Chairs: Alison Phipps and Jelke Boesten
Thursday 26 November
Cross-cutting theme: Self-Reflexivity
Where does the spectrum of benefits reach? How do researchers reflect on issues of privilege, ownership of product, dissemination and use of product, post-research community engagement, co-production of knowledge? How are researchers acknowledging benefits to home institutions and personal career paths, and is this important to do for grant purposes? How are researchers doing reflexive work in the field – and could we learn from this for future work?
Chairs: Neelam Raina Stephen Stenning and Jane Plastow
12:00-13:00: Special Event: A Deep Listening Exercise + Phragma (a sonic experience)
Phragma is a film by Nicolas Salazar Sutil and Stuart Mellor. It is designed as a sonic and live experience, captured on binaural technology, to be led through deep listening tasks. The piece is about conflict surrounding the deviation of the mythic river achelous in Greece.
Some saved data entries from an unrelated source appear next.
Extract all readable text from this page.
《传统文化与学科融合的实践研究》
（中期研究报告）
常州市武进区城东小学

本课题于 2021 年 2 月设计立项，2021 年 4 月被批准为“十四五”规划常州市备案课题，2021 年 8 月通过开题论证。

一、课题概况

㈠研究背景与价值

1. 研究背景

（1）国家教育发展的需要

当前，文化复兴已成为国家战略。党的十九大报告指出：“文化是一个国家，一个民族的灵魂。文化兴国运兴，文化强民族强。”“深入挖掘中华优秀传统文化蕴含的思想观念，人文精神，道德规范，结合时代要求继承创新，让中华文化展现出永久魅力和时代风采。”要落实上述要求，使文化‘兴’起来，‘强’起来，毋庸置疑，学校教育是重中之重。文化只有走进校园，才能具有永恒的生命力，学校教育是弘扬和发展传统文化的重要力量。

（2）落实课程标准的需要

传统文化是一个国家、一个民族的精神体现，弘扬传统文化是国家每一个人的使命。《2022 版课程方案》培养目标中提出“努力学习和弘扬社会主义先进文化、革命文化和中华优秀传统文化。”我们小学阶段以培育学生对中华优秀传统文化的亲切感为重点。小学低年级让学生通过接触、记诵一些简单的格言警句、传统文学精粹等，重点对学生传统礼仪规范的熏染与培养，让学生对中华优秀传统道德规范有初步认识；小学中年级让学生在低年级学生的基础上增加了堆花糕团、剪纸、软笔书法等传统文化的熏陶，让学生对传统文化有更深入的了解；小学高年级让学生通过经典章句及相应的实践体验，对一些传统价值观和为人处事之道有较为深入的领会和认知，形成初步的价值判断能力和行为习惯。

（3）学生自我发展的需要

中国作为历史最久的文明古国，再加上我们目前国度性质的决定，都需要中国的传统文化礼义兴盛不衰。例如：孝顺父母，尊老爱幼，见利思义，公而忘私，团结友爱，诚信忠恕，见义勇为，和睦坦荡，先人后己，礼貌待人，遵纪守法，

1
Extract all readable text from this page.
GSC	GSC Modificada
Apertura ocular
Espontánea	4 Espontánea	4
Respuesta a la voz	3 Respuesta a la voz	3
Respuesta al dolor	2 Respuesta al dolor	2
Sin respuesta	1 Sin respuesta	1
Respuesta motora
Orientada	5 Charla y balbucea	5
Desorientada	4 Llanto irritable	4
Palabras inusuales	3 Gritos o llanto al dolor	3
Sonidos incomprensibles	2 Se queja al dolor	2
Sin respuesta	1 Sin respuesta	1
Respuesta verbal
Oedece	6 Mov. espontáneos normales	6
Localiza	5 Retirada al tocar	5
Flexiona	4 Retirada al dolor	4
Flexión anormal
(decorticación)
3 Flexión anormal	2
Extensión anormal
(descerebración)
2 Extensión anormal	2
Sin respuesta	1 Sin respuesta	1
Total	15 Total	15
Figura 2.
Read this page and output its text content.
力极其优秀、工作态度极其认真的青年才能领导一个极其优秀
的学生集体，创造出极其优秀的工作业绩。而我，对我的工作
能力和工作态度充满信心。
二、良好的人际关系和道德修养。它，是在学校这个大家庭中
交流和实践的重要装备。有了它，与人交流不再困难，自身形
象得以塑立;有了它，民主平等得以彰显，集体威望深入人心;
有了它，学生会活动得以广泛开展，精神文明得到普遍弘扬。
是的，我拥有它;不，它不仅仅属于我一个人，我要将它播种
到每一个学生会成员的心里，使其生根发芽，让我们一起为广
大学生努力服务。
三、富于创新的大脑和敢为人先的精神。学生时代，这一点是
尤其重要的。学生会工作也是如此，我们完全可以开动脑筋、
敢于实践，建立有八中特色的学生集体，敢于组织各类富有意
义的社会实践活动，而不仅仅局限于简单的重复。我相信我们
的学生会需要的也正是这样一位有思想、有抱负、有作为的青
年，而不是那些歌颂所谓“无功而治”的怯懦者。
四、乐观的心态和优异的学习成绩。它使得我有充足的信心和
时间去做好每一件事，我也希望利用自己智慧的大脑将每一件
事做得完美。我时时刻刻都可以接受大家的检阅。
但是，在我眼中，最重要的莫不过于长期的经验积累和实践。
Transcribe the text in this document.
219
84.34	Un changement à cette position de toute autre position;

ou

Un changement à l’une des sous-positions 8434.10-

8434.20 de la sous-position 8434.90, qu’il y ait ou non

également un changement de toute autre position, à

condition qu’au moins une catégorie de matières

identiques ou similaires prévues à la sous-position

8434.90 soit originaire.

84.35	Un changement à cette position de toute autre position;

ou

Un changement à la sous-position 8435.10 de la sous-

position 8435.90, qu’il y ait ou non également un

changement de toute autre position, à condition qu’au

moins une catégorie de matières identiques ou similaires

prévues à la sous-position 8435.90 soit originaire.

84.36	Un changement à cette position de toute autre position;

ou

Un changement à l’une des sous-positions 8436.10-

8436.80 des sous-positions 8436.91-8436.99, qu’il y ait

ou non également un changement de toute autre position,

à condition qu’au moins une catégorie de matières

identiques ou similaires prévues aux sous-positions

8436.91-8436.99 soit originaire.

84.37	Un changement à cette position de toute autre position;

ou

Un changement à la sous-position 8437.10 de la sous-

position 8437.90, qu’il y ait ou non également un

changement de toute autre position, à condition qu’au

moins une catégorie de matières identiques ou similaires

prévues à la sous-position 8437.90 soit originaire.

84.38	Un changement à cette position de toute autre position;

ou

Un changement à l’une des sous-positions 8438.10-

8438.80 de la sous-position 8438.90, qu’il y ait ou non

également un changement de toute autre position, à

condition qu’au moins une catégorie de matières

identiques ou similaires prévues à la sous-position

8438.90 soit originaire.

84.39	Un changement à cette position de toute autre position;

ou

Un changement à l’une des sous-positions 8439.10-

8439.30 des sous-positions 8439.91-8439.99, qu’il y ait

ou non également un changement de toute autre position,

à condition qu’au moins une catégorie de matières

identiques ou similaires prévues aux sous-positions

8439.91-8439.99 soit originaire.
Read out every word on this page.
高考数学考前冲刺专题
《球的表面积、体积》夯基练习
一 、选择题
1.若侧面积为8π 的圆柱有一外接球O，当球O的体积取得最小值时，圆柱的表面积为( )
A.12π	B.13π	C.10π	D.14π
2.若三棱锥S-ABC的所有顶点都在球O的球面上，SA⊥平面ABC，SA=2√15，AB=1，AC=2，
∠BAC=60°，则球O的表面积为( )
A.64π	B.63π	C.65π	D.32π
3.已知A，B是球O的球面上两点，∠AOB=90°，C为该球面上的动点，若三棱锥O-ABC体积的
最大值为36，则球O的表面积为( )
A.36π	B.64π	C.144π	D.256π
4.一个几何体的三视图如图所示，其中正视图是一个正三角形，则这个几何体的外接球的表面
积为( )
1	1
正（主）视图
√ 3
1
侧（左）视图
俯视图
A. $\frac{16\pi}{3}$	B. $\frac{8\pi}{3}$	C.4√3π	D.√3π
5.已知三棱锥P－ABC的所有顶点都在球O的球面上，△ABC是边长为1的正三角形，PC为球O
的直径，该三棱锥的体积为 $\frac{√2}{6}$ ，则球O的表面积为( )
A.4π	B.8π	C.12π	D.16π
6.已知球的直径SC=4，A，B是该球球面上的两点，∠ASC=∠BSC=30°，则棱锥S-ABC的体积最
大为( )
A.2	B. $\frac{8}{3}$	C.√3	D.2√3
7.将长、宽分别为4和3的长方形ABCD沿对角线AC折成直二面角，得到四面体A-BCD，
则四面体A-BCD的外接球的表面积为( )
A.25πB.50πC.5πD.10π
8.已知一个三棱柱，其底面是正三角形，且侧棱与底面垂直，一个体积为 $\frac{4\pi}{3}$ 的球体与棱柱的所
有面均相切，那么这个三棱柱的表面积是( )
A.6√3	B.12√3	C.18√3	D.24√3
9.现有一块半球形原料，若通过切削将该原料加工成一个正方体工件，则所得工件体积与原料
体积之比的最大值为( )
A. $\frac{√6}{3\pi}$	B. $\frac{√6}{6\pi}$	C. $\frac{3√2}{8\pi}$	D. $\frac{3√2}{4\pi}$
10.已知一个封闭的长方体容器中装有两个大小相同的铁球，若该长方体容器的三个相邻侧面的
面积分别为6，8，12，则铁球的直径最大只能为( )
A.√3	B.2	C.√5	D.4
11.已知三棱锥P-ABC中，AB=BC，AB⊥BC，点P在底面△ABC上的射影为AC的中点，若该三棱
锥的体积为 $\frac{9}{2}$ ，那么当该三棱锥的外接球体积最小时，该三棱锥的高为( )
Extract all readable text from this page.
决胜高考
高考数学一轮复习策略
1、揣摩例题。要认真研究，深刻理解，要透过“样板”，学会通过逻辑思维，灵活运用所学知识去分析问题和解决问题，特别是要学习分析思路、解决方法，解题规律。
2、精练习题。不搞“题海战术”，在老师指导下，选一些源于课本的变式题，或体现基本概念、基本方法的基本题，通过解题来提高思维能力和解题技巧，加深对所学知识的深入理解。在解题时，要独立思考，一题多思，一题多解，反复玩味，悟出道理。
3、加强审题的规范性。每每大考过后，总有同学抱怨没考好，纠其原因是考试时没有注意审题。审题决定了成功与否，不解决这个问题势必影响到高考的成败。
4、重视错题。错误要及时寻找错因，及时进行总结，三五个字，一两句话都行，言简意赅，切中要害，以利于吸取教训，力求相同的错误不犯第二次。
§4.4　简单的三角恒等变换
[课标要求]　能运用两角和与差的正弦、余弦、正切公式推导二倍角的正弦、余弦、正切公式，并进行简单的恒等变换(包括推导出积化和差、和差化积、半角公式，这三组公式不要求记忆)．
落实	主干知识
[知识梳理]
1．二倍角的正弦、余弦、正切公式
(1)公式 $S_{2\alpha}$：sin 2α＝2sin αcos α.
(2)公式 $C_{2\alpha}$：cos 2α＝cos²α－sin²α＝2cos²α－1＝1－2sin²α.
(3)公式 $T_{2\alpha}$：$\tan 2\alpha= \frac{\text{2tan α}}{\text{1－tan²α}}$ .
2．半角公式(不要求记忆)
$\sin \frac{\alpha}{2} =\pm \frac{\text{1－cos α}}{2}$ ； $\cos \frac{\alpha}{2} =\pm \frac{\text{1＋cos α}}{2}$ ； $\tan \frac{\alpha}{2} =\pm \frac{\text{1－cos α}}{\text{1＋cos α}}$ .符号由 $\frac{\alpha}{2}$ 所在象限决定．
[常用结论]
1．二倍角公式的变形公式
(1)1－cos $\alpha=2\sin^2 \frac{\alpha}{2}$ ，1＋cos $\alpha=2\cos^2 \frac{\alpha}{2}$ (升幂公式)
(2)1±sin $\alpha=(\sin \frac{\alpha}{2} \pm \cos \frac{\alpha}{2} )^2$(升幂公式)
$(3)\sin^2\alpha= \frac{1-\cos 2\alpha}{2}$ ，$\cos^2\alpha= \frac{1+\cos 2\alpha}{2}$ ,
Stuart Mellor will lead you through the deep listening tasks before we launch into the film.
Friday 27 November
Cross-cutting theme: Unintended Consequences
Unintended consequences and the opportunities and challenges these present: arts as method and working in insecure contexts provides opportunity for reflexive, creative and innovative responses to research challenges; this can influence the outcomes and impacts of projects. Can we reflect on how these opportunities and challenges (of both country context and methodological approach) have contributed to the growth, development or reduction of outcomes and impacts? What can be learnt from this?